I have a few amazing clients I’m working with right now who would describe themselves as life long worriers, or pessimists. In the past, that has served them well, enabling them to keep safe, steer clear of risks and even develop strategies in the event of disasters. However, now they find it’s becoming hard to break the cycle and they really want to because it’s holding them back.

Notice how they’ve found their hidden fears and want to face them?

One client said “I knew this was going to be tough, and I knew I couldn’t fight it alone and I knew you would be the one to help me.” Before, I sat an incredibly successful, confident, capable business owner with a family and a social life to die for.
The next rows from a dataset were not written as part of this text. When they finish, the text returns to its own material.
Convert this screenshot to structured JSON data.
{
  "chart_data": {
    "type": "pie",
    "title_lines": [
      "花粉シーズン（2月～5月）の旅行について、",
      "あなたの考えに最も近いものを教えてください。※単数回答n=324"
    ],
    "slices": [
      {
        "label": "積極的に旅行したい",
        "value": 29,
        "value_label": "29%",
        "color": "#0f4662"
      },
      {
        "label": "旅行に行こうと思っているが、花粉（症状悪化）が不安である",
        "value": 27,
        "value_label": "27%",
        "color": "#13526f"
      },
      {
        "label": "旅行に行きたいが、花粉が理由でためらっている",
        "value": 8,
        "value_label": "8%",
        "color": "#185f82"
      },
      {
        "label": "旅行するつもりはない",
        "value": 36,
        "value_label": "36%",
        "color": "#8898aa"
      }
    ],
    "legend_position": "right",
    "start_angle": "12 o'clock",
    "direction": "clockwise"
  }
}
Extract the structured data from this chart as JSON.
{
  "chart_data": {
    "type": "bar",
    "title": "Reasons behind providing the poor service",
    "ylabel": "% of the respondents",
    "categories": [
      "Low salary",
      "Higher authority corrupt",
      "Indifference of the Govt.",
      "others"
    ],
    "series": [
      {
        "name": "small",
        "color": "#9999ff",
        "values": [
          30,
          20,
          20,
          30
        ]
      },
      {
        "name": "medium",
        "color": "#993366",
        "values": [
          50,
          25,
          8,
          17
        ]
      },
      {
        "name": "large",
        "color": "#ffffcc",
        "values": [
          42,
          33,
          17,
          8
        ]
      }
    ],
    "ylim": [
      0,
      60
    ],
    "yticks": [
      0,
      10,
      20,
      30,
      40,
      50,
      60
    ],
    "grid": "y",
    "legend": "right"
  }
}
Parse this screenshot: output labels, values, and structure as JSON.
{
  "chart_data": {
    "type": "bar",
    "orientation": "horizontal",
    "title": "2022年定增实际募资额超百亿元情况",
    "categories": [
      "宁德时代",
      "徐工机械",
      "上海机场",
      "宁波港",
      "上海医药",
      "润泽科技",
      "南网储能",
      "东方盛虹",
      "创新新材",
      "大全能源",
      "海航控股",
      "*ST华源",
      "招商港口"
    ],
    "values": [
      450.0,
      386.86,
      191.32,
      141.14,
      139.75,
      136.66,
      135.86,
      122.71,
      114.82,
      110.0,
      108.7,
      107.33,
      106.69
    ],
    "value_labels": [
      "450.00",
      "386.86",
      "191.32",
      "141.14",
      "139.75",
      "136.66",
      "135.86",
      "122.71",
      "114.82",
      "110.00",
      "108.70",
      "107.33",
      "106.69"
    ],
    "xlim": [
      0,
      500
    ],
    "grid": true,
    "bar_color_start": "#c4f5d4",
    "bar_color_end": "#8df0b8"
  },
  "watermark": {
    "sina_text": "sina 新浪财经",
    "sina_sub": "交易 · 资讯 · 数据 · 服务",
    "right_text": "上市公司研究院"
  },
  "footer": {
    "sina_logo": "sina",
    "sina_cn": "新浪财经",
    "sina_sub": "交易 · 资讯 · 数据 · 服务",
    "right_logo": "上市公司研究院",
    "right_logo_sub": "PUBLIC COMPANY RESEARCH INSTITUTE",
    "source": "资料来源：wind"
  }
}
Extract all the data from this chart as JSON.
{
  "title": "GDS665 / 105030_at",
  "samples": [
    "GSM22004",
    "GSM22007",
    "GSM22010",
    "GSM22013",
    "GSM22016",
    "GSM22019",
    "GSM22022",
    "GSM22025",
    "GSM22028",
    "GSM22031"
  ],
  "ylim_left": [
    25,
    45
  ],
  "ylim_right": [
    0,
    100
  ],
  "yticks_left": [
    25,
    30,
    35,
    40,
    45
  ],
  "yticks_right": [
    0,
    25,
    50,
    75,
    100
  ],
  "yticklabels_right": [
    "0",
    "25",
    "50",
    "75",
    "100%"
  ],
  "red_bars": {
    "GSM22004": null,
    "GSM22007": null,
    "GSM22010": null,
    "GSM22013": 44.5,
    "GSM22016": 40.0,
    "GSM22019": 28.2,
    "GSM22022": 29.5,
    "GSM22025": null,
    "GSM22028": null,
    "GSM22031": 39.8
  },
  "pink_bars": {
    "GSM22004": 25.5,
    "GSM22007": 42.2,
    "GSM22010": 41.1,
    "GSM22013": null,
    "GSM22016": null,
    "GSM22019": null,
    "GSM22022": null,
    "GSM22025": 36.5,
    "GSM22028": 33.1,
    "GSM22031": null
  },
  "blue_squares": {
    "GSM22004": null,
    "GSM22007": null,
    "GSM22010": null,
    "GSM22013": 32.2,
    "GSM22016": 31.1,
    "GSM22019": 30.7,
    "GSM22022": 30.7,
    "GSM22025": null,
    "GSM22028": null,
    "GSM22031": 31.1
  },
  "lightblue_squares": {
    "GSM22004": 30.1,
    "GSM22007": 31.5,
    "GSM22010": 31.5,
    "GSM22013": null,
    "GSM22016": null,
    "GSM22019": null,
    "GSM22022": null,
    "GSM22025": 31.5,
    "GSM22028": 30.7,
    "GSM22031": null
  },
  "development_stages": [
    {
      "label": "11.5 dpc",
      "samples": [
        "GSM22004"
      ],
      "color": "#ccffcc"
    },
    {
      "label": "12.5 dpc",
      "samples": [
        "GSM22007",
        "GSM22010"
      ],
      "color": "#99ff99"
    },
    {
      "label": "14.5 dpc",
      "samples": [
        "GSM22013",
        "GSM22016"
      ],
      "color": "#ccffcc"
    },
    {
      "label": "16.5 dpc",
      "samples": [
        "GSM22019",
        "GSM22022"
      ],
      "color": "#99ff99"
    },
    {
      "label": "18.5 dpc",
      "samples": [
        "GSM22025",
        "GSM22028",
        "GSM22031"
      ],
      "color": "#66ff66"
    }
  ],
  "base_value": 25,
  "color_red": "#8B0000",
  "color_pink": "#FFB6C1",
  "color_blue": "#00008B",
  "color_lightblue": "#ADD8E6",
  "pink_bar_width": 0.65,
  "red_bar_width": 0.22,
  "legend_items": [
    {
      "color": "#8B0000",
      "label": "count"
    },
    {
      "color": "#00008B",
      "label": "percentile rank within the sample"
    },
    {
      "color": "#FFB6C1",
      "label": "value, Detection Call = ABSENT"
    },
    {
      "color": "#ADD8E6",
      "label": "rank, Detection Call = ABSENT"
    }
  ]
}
However, I’ve learned that the most successful looking lives can hide things that impact on life, success, love, happiness and business.

We didn’t start with the fear that they felt was holding them back, we broke the fear down, and found lots of little obstacles that had been deemed as “life” and “unchangeable” and “that’s just the way it is” by developing awareness to the little steps on the road to their obstacles to happiness and success they were able to tackle them in a different way.

12. Discover Great Skills in Your Scary Moments

And in that client’s words, “I came here to work with you to grow my company, and my own personal skills. I didn’t expect to get the children to be cleaning up after themselves and my partner being more attentive! It all feels a little magic.”

The moral is that out of the scariest of moments, we can find great skills we didn’t know we had. Find better, healthier, happier ways to live and find ways to enjoy life more. (And have a bit of magic!)

What a great place to be in ready for the next fear that thinks it’s going to get in the way of you, right?

13. Own Your Fear

Think back over these tips and come up with at least one example for each one. Write them down. Put them on your phone. Turn them into a piece of art. Turn them into a poem. Frame them. Go for a fast walk across the fields, beach, down town and repeat these things in your head to the sound of your feet on the ground.

We rarely take the time to appreciate how far we have come, how much we can achieve or what we are capable of – by really owning the tips in this article, you will have given your brain a big fat dose of “Damn right! I can do this!” and the motivation and accountability to say “Let’s find a way” through any fear.

You can’t help but feel good when you see that, can you? And fear doesn’t stand a chance, does it?